Aber was wir nicht brauchen, ist eines: Wissen Sie, was die OECD ist? Ich glaube, ich brauche es Ihnen nicht zu erklären. Sie sind zwar manchmal sehr oberlehrerhaft, aber Sie werden sicher wissen, dass das eine Organisation für wirtschaftliche Zusammenar­beit ist. Ich bin daher schon etwas verwundert und frage mich, warum die Grünen – die sonst immer der Meinung sind, es geht bei Bildung um mehr als nur darum, dass wir die Kinder für den Arbeitsmarkt ausbilden – eine Organisation beauftragen wollen, die ganz explizit – ich habe es mir extra herausgesucht – den Sinn ihrer Bildungsstudien darin sieht, festzustellen, wie der ökonomische Nutzen für den Einzelnen und die Ge­sellschaft ist. (Abg. Walser: ... die OECD, die international Länder berät, bildungspoli­tisch! Sagen Sie jetzt, die OECD hat die Kompetenz nicht?)
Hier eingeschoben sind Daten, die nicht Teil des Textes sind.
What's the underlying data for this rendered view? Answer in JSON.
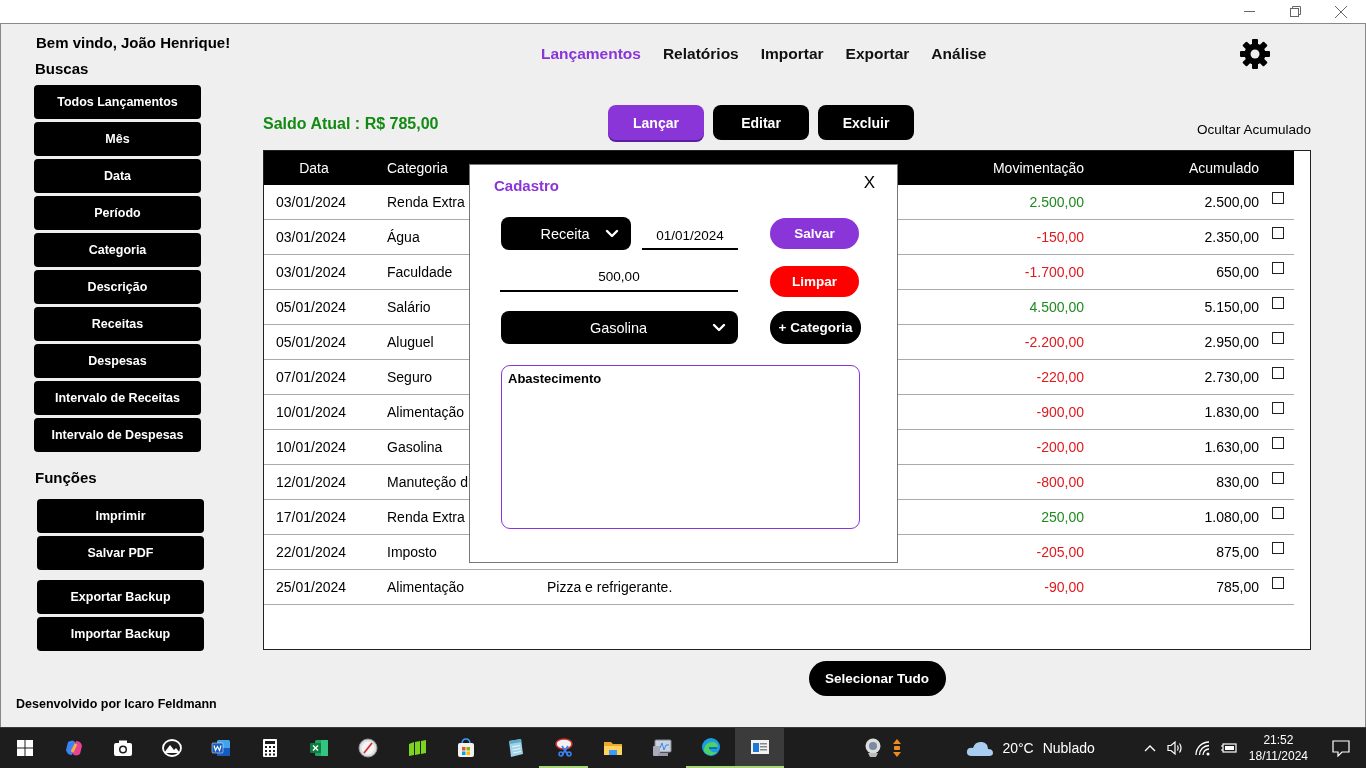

Das ist Ihr Zugang: Anstatt als Politiker selbst Maßnahmen vorzuschlagen, anstatt selbst Leute von Ihren Positionen zu überzeugen, wollen Sie das auslagern an Wissenschaf­ter – die mit Sicherheit ihren Job gut machen, die aber nicht dazu da sind, um die Poli­tik in diesem Land zu gestalten. – Das aber wollen wir, und deswegen stehen wir zur Wahl, und deswegen bitte ich Sie auch, uns bei dieser Wahl zu unterstützen.

Da dies meine letzte Rede hier ist und ich in Zukunft nicht mehr im Nationalrat sein werde, möchte ich diese Gelegenheit nützen, mich bei all jenen zu bedanken, die uns immer im Hintergrund unterstützt haben, ob das meine Mitarbeiterinnen und Mitarbeiter waren, ob das die Mitarbeiter im Klub oder jene in der Parlamentsdirektion waren. Ich glaube, ihnen gehört einmal ein ordentliches Danke gesagt, genauso wie wir vorhin auch den Lehrern gedankt haben, die eine tolle Arbeit machen. Vielen, vielen Dank da­für! – Sie dürfen auch klatschen. (Beifall bei der ÖVP sowie der Abgeordneten Pendl und Strolz.)